Studies hebben aangetoond dat hoe groter de brosheid van het werkstukmateriaal (hoe kleiner de breukrekwaarde), hoe groter de spaandikte, en hoe groter de spaankrulradius, hoe gemakkelijker het is voor de spaan om te breken. Om de chips te controleren kunnen de volgende maatregelen worden genomen. 1) Spaanbreker wordt gebruikt. Door het instellen van de spaanbreker wordt er een bepaalde bindkracht uitgeoefend op de spanen in de stroom, waardoor de spaanspanning toeneemt en de spaankrulradius afneemt. De maatparameters van de spaanbreker moeten worden aangepast aan de grootte van de snijhoeveelheid, anders wordt het spaanbreekeffect beïnvloed. Veelgebruikte dwarsdoorsnedevormen voor spaanbrekers zijn polylijn, recht, boog en volledige boog, zoals weergegeven in figuur 1-9. Wanneer de spaanhoek groot is, is de sterkte van het gereedschap met een spaanbreker met volledige boog beter. Er zijn drie soorten spaanbrekers aan de voorkant: parallel, naar buiten en naar binnen, zoals weergegeven in afbeelding 1-10. Het externe, schuine type vormt vaak C-vormige spanen en 6-vormige spanen, die spaanbreuk kunnen bewerkstelligen in een breed scala aan snijhoeveelheden;
1) er wordt een spaanbreker gebruikt. Door het instellen van de spaanbreker wordt er een bepaalde bindkracht uitgeoefend op de spanen in de stroom, waardoor de spaanspanning toeneemt en de spaankrulradius afneemt. De maatparameters van de spaanbreker moeten worden aangepast aan de grootte van de snijhoeveelheid, anders wordt het spaanbreekeffect beïnvloed. Veelgebruikte dwarsdoorsnedevormen voor spaanbrekers zijn polylijn, recht, boog en volledige boog, zoals weergegeven in figuur 1-9. Wanneer de spaanhoek groot is, is de sterkte van het gereedschap met een spaanbreker met volledige boog beter. Er zijn drie soorten spaanbrekers aan de voorkant: parallel, naar buiten en naar binnen, zoals weergegeven in afbeelding 1-10. Het externe, schuine type vormt vaak C-vormige spanen en 6-vormige spanen, die spaanbreuk kunnen bewerkstelligen in een breed scala aan snijhoeveelheden; Het interne schuine type vormt vaak lange, strakke schroefspiralen, maar het spaanbreekbereik is smal; Het parallelle spaanbreekbereik ligt daar ergens tussenin.

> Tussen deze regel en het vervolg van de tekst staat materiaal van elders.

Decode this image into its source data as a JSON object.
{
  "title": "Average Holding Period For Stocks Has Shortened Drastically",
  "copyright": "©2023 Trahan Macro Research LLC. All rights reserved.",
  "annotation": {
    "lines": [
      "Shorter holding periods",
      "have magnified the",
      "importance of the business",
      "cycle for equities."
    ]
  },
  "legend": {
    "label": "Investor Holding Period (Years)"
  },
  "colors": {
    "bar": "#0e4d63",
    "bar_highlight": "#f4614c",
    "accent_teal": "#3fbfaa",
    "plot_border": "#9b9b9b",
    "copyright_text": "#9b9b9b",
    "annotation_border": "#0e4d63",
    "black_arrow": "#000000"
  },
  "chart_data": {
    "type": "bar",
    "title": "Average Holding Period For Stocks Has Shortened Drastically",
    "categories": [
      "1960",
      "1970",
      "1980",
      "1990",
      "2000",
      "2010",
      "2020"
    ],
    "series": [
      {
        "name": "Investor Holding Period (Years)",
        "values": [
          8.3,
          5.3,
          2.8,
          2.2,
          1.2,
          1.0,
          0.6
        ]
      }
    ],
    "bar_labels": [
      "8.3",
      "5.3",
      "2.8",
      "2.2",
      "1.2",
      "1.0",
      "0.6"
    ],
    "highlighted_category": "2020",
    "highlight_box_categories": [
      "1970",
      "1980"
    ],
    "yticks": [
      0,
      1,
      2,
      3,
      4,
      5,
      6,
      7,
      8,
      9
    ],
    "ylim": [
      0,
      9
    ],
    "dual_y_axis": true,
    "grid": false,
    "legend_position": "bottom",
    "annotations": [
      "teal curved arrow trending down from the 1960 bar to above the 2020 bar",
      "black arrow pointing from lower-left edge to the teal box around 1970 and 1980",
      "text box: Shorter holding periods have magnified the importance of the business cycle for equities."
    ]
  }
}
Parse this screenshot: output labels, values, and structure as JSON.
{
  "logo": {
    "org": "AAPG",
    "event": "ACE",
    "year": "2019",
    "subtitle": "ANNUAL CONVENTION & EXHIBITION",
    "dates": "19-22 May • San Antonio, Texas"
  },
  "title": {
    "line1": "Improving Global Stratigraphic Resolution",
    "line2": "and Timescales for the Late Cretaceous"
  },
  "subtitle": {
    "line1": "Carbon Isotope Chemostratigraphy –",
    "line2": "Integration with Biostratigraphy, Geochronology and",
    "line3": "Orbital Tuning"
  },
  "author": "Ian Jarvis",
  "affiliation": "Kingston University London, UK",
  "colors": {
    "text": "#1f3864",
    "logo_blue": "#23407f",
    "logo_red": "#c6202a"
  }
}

2) Wijzig de gereedschapshoek. Het vergroten van de intredehoek en de snijdikte van het gereedschap is bevorderlijk voor het breken van de spaan. Kleinere gereedschapsharkhoek, spanen breken gemakkelijk. De hellingshoek van het blad λ kan de stroomrichting van de spanen regelen, ^. Wanneer de waarde positief is, worden de spanen vaak gekruld en gebroken nadat ze de achterkant raken om C-vormige spanen te vormen of vloeien ze op natuurlijke wijze naar buiten om spiraalvormige spanen te vormen: wanneer de invoer negatief is, worden de spanen vaak gekruld en gebroken in C-vormige spanen of 6 nadat ze de machinaal bewerkte oppervlaktespanen hebben geraakt.
3) Pas de hoeveelheid snijwerk aan. Het verhogen van de voeding vergroot de snijdikte, wat gunstig is voor de spaanbreking: maar de toename verhoogt de ruwheidswaarde van het bewerkte oppervlak. Het op de juiste wijze verlagen van de snijsnelheid vergroot de snijvervorming en is ook goed voor de spaanbreking, maar dit zal de efficiëntie van de materiaalverwijdering verminderen. De snijhoeveelheid moet op de juiste manier worden geselecteerd op basis van de werkelijke omstandigheden.